Un rapport sur la pédocriminalité dans l’Eglise vient d’être rendu public. On y découvre qu’au cours des 50 années écoulées ce sont plusieurs centaines de milliers d’enfants qui ont été victimes de ces actes abjectes. On y apprend aussi que de nombreux auteurs de ces crimes s’en sont confessés et que, très souvent, les évêques en ont été avertis. Déjà, un excellent film de François OZON, « Grâce à Dieu », a contribué, il y a deux ans, à sensibiliser l’opinion publique sur ces drames qui se déroulent autour de nous. A la suite de ce rapport, on aurait pu penser que les hauts responsables de l’Eglise catholique allaient s’indigner et s’engager dans la mise en œuvre de dispositions qui mettraient fin à ces drames. Malheureusement, on en est loin. Le président de la Conférence des évêques de France va même jusqu’à déclarer publiquement que le secret de la confession est plus fort que les lois de la République. De tels propos sont inadmissibles.
Alors que l’on engage des opérations militaires à travers le monde contre ceux qui considèrent la loi islamique, la charia, comme étant supérieure aux lois des Etats démocratiques, voilà que certains, dans l’Eglise catholique, reprennent à leur compte cette conception de la religion et de sa relation au monde qui l’entoure.
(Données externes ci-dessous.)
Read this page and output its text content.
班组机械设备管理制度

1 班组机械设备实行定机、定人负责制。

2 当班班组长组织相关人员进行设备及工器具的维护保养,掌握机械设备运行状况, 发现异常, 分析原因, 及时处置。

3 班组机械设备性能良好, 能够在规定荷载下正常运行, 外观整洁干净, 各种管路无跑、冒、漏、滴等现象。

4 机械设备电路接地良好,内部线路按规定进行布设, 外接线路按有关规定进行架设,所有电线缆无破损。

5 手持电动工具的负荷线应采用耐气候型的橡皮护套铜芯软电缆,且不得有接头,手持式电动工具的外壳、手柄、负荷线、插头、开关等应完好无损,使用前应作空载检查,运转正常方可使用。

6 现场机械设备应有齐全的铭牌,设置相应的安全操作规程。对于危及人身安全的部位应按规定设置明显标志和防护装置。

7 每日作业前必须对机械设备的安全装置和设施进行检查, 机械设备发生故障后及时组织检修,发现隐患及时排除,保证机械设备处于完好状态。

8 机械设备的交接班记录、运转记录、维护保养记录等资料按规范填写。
L’archevêque de Reims, auteur de cette déclaration scandaleuse est « invité » (pas convoqué !) par le Ministre de l’Intérieur pour s’expliquer sur ses propos. C’est devant un magistrat qu’il devrait comparaître car s’en prendre ainsi aux lois de la République est un délit.
L’article 40 du code de procédure pénale oblige tout officier public, tout fonctionnaire à alerter le procureur de la République lorsqu’il est informé d’un crime ou d’un délit. C’est une bonne chose. On constate cependant que cela ne concerne pas les personnes qui n’exercent pas les fonctions citées. Celles-ci deviennent alors complices des auteurs de ces actes criminels. Cette complicité ne sera établie que si la justice en est saisie. Le moyen le plus évident de mettre fin à cette « omerta » serait d’étendre l’article 40 à tous les citoyens.
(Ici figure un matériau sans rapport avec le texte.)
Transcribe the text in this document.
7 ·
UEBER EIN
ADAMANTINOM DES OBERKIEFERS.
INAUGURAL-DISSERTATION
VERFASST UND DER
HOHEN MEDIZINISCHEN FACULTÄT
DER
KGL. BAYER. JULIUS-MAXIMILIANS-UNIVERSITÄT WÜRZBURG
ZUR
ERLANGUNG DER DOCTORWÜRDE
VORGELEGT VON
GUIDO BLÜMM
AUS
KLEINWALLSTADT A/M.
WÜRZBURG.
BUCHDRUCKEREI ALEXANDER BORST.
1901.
Cette analyse, ces commentaires ne constituent pas une attaque contre une religion. Respectueux du principe fondamental de laïcité de la République, je ne prétends pas m’immiscer dans le fonctionnement rituel d’une pratique religieuse. Cela relève du domaine personnel des croyants. Le crime relève, lui, de la justice de notre Etat de droit.
A un moment de notre Histoire, aujourd’hui, où les citoyennes et les citoyens ont tendance à se désintéresser et à s’éloigner du fonctionnement de nos institutions, les responsables politiques ont une bonne opportunité de rappeler quelques règles fondamentales qui garantissent le bon fonctionnement de notre République.